出演:アンヌ・ヴィアゼムスキー、ジャン=ピエール・レオ、ジュリエット・ベルト、フランシス・ジャンソン、ミシェル・セメニアコ、レクス・デ・ブロイン

 

最近またゴダール見返してる。ゴダールの映画って好きなやつはめっちゃ好きだけど、理解不能なやつはマジで意味不明すぎて窒息死しそうになる。中国女はだいぶ前に意味も分からず見てて、今回改めて見たけれど、死ぬかと思った。

 

 

冒頭のタイトルクレジットなんかはゴダールきっての名作、気狂いピエロとほぼ一緒だ!最高かよと思っていたけど、毛沢東の思想に影響されたフランスの若者たちの会話が抽象的で高次元すぎてげんなりしてた。途中からは彼らの話していることはいったん置いといて画面だけ死んだ目で眺め続けてた。アワーミュージックなんかはけっこう好きだったんだけどな。

 

中盤にあるこの映画の最大の見せ場だと思われる、女学生が思いついたテロの計画を大学教授に熱弁を振う電車の中でのシーンがあるんだけど、大学教授に次第に論破されていき、黙っちゃうのは面白かった。このシーンがあるから、政治活動をする若者たちへの冷笑的なメタ視点的見方をすればいいのかとなんとなく理解できたような気はする。

 

政治思想を煮詰めるにつれて自死を選ぶ学生なんかも出てきたりするんだけど、普通に笑えた。電車のシーンがなかったら急に自殺しだして混乱していたように思う。

 

相も変わらず物体配置と色彩の美しさは健在で、これすらなかったら確実に見るのやめてた。逆に言えば内容はつかめなくともぼーっと画面を眺められるだけの訴求力はあるように思う。

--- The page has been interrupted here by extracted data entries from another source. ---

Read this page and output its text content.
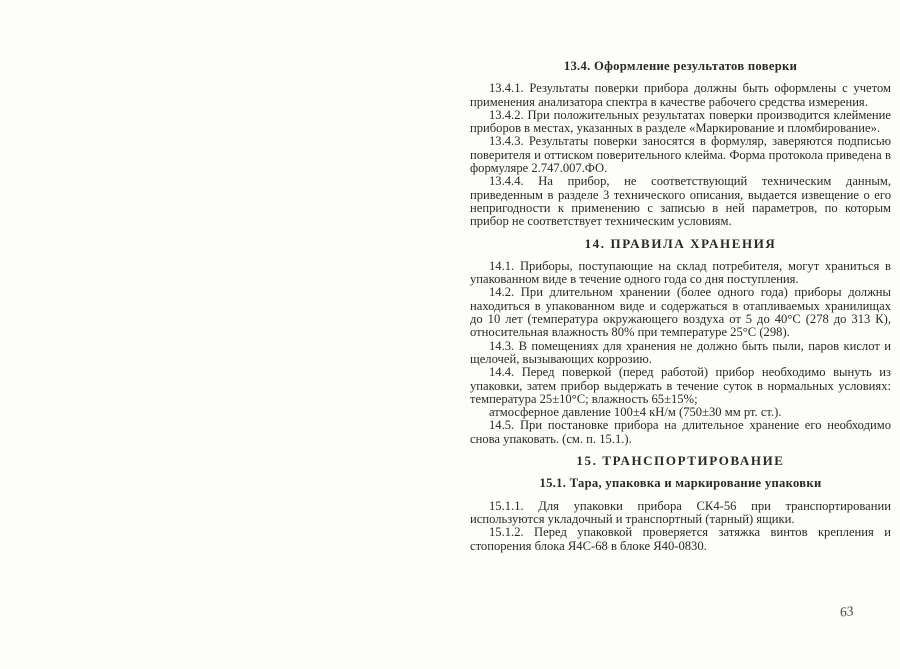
13.4. Оформление результатов поверки

13.4.1. Результаты поверки прибора должны быть оформлены с учетом применения анализатора спектра в качестве рабочего средства измерения.

13.4.2. При положительных результатах поверки производится клеймение приборов в местах, указанных в разделе «Маркирование и пломбирование».

13.4.3. Результаты поверки заносятся в формуляр, заверяются подписью поверителя и оттиском поверительного клейма. Форма протокола приведена в формуляре 2.747.007.ФО.

13.4.4. На прибор, не соответствующий техническим данным, приведенным в разделе 3 технического описания, выдается извещение о его непригодности к применению с записью в ней параметров, по которым прибор не соответствует техническим условиям.

14. ПРАВИЛА ХРАНЕНИЯ

14.1. Приборы, поступающие на склад потребителя, могут храниться в упакованном виде в течение одного года со дня поступления.

14.2. При длительном хранении (более одного года) приборы должны находиться в упакованном виде и содержаться в отапливаемых хранилищах до 10 лет (температура окружающего воздуха от 5 до 40°С (278 до 313 К), относительная влажность 80% при температуре 25°С (298).

14.3. В помещениях для хранения не должно быть пыли, паров кислот и щелочей, вызывающих коррозию.

14.4. Перед поверкой (перед работой) прибор необходимо вынуть из упаковки, затем прибор выдержать в течение суток в нормальных условиях: температура 25±10°С; влажность 65±15%;

атмосферное давление 100±4 кН/м (750±30 мм рт. ст.).

14.5. При постановке прибора на длительное хранение его необходимо снова упаковать. (см. п. 15.1.).

15. ТРАНСПОРТИРОВАНИЕ
15.1. Тара, упаковка и маркирование упаковки

15.1.1. Для упаковки прибора СК4-56 при транспортировании используются укладочный и транспортный (тарный) ящики.

15.1.2. Перед упаковкой проверяется затяжка винтов крепления и стопорения блока Я4С-68 в блоке Я40-0830.

63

セットだとか色彩、演出は今見てもあんまり古くない。象徴的だけど、直接的でもある赤い本。今回は第四の壁を破ってくる演出なんかあったりしてそこそこ楽しめた。

 

音感だけで会話するのも素敵だった。愛してるで終えるあたり、プラネテスのしりとりなんかを思い出した。(でもこの映画だと愛してるで終わった後に微妙に変な空気になってる)

 

まあでも唯一この映画を見て学んだことは、自分とは意見が合わない人間のことを「修正主義者だ!」と言い続ければ相手は折れて出ていくということ。今度友人に使ってみようかと思う。

 

個人的にはこの映画を見ていてなんだか似たようなことが僕の人生でもあったなと思い、思い返していると、高校のころ、なんだかふわっと集まったクラスメイトとの会話中に誰かが急にガンダムの話を始めたところ、自分以外の人間全員がガンダムフリークスだったときの感覚とそっくりだ。断片的に知っている固有名詞なんかは登場するし、日本語として彼らの話していることの意味は理解できるんだけど、話についていけない。でも周りはなんだか楽しそうみたいな感覚。この映画とほぼ同じだ。僕は何もできずにただ笑っているだけだったように思う。

 

「試験とは不要なものだ 時間のあるものが優先される人種差別であり、様々な悩みの根源でもある」

 

「本を燃やしてしまうと批判すらできない」

 

最初にも言った通りゴダールの映画って合う合わない強烈に二分されていて、今作は完全に後者だ。正直見ていてきつかった。誰だこれを名作だと評価したやつは、意味わかんねーぞという気持ちにならなくもない。見ていての意味不明さではパビリオン山椒魚なんかを思い出すレベルで、ついていけない自分がちょっとつらかった。この時代のゴダールは尖ってるな。ジャックナイフみたいだ。

この映画は圧倒的情報量の暴力だ。この映画のことを高く評価する人間を修正主義者!と積極的に攻撃していきたい。